I shook my head, and she got up to make Peggy's drink. With one ear I listened to the four of them chatter as I watched Ash and Geneva on the patio, the easy way he moved from the cooler to the cooker and back, his movements smooth and economical, with a rhythm remembered from his carpentry days. Geneva bobbed and weaved around him like a moth around a flame. Just like that, it seemed, after years in exile, he'd reclaimed his notch on the Hatch family tree.
"Earth to Lucy."
I looked up as Connie handed me a can of Sprite. "Here you go. A virgin Mind Eraser."
"For your virgin mind," Peggy said.
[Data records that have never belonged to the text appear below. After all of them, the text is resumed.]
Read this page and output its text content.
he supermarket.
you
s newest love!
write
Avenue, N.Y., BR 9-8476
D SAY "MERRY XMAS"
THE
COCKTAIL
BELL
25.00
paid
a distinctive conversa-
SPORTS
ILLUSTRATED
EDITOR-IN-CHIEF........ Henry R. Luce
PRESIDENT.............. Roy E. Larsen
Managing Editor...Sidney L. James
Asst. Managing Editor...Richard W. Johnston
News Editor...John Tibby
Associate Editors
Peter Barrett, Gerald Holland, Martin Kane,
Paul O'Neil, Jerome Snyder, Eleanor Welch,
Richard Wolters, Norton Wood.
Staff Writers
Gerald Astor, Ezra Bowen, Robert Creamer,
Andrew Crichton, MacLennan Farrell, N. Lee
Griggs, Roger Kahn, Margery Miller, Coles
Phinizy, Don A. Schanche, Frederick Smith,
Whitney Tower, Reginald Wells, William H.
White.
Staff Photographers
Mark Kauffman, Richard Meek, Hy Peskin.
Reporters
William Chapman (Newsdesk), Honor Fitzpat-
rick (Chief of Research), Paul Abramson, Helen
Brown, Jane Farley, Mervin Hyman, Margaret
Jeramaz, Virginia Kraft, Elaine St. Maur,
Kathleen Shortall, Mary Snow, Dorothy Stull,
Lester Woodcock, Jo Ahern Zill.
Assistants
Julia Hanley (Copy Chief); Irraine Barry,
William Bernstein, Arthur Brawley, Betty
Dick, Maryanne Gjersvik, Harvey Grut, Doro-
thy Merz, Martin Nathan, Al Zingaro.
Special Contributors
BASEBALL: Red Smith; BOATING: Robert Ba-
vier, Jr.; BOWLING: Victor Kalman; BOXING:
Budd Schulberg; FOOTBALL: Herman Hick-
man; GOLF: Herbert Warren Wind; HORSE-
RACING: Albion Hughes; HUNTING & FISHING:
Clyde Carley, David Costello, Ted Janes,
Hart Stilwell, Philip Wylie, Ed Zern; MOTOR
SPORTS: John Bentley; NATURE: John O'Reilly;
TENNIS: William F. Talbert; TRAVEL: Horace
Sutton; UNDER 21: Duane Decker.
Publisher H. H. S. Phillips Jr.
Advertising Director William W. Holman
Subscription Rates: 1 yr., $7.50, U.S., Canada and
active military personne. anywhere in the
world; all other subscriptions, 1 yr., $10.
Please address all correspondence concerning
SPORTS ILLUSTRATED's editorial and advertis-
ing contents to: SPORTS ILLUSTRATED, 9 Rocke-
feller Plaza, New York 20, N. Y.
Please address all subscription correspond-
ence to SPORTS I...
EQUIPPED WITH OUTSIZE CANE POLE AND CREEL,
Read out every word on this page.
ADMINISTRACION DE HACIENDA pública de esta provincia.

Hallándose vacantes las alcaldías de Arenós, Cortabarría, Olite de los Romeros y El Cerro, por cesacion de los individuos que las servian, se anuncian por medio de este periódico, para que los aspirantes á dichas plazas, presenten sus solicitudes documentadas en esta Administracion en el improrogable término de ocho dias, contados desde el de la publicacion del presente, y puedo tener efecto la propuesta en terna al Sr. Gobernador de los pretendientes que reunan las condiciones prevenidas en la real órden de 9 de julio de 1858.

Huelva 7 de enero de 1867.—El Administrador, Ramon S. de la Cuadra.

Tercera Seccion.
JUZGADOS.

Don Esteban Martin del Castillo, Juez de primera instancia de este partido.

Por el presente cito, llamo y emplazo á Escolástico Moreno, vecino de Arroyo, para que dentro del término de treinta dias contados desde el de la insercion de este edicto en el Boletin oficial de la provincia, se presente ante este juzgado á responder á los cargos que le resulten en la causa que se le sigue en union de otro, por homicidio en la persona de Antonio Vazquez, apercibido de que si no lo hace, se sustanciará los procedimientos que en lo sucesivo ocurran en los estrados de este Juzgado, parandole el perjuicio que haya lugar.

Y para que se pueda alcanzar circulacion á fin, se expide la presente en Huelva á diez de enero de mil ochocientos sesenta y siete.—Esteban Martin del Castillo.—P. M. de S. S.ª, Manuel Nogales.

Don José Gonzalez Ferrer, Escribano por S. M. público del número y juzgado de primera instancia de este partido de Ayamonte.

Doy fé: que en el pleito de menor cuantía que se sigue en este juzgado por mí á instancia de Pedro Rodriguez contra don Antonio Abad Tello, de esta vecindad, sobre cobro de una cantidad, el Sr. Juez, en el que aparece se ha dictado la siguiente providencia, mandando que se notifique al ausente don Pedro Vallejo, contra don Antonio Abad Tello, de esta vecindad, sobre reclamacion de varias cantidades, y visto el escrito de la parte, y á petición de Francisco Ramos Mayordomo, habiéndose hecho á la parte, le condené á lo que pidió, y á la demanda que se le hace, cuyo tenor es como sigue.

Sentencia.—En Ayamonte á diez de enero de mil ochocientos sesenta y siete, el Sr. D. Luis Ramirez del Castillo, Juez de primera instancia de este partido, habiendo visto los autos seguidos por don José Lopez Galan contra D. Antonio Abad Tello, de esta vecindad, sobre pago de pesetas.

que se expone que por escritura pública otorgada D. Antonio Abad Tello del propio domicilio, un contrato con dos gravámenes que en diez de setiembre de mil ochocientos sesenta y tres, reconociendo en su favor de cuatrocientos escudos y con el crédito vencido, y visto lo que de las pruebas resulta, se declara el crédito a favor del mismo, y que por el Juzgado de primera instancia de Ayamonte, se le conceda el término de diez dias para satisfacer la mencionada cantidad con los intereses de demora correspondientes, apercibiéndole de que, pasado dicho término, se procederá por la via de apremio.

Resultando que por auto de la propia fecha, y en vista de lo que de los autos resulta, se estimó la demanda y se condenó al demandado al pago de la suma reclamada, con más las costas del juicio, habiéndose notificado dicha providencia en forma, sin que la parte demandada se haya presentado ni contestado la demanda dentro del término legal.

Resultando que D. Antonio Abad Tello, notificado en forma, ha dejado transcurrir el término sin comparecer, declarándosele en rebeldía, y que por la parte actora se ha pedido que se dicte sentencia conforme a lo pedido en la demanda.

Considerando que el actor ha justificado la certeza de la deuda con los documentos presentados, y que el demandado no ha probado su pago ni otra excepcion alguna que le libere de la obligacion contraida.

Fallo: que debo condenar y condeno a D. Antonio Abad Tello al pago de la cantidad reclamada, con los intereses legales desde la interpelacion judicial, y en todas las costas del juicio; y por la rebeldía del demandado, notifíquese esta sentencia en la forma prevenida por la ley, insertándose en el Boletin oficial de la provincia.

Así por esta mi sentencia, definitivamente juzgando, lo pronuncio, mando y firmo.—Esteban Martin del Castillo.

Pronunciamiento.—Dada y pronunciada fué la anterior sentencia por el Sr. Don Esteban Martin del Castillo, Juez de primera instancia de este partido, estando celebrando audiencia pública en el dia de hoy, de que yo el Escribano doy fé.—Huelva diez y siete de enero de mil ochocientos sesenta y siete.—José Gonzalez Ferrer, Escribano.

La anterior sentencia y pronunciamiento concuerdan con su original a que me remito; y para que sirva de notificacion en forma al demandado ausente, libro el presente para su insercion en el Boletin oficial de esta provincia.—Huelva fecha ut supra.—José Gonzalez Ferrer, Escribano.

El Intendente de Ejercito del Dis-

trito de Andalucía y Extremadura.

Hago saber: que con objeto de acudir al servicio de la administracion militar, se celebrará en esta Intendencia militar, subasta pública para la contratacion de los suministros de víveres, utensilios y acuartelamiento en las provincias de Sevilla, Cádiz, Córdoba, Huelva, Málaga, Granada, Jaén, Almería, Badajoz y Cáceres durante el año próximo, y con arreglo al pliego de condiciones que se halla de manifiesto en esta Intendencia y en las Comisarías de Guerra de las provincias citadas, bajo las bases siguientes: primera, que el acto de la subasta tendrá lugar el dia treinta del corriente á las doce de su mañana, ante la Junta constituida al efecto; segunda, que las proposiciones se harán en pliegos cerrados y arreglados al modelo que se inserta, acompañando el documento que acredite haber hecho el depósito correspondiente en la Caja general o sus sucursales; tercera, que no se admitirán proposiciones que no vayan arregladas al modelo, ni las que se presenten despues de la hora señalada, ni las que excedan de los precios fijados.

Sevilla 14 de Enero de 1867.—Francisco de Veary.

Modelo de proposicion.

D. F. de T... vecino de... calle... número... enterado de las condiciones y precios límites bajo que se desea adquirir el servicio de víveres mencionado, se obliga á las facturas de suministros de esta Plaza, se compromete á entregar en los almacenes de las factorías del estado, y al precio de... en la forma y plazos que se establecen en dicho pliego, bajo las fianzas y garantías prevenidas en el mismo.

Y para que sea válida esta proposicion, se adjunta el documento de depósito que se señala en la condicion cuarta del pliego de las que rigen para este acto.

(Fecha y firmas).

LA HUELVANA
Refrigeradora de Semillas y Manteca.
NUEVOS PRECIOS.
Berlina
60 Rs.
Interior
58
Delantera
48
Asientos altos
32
Everybody laughed but me. "Oh, come on," she said. "Where's your sense of humo
r?"
"Y'all need to go easy on Lucy," Connie said, reclaiming her chair. "This has got to be the weirdest scene imaginable, don't you think? Having to hang out and act normal with somebody you used to be married to? And with your family around! So you can't yell at him or cry or freak out or any of the things you're secretly dying to do."
Thanks, but it's not that bad, I said. Anyway, I shouldn't have to remind y'all, but we're still married."
Dove reached over to pat my leg. The five of us had unconsciously arranged our chairs in a semicircle facing the patio, claiming front-row seats for the floor show.
"Ash looks good, don't you think?" Connie said.
"He looks like the 'before' guy on the commercial for— what's that stuff called? That men's hair color," Rowena said.
"Those ads have got it backward, if you ask me. The guys always look sexier with the gray in their hair than they do without it."
"Sexier than we do, that's for sure."
"The crow's-feet look better on them, too."
"Yeah. How come we get wrinkles and they get character?"
"Not to mention cellulite."
We all gazed down self-consciously. I tugged the hem of my skirt over my knees.
"Still. I like the—whatever it is—the grizzled look," Connie said, nodding in Ash's direction.
"I think it's called the broke-out-of-rehab-and-took-off-without-my-shaving-kit look," I said. Everybody got quiet and looked at me. "Denny called this morning and said the hospital told her he checked out. No, wait, that's not right—that makes it sound like he was released, and he wasn't. He left. Halfway through the program."
"Well, honey, maybe he'd had all the rehab he needed," Connie said. "You know there are just some people who don't take to that stuff. They do better on their own. With, you know, Jesus or willpower or whatever."
"Yeah, and there are plenty of people who just keep right on drinking."
"Is he drinking?" Peggy asked. "You know this for a fact?"
"All he's said is that it's under control. Meanwhile, here he is, back in town, feeding y'all crawfish, making you ooh and aah over how good he looks and feeling all sorry for him because I walked out on him." I jiggled my soda can. "And look at Geneva. How many Mind Erasers has she had?"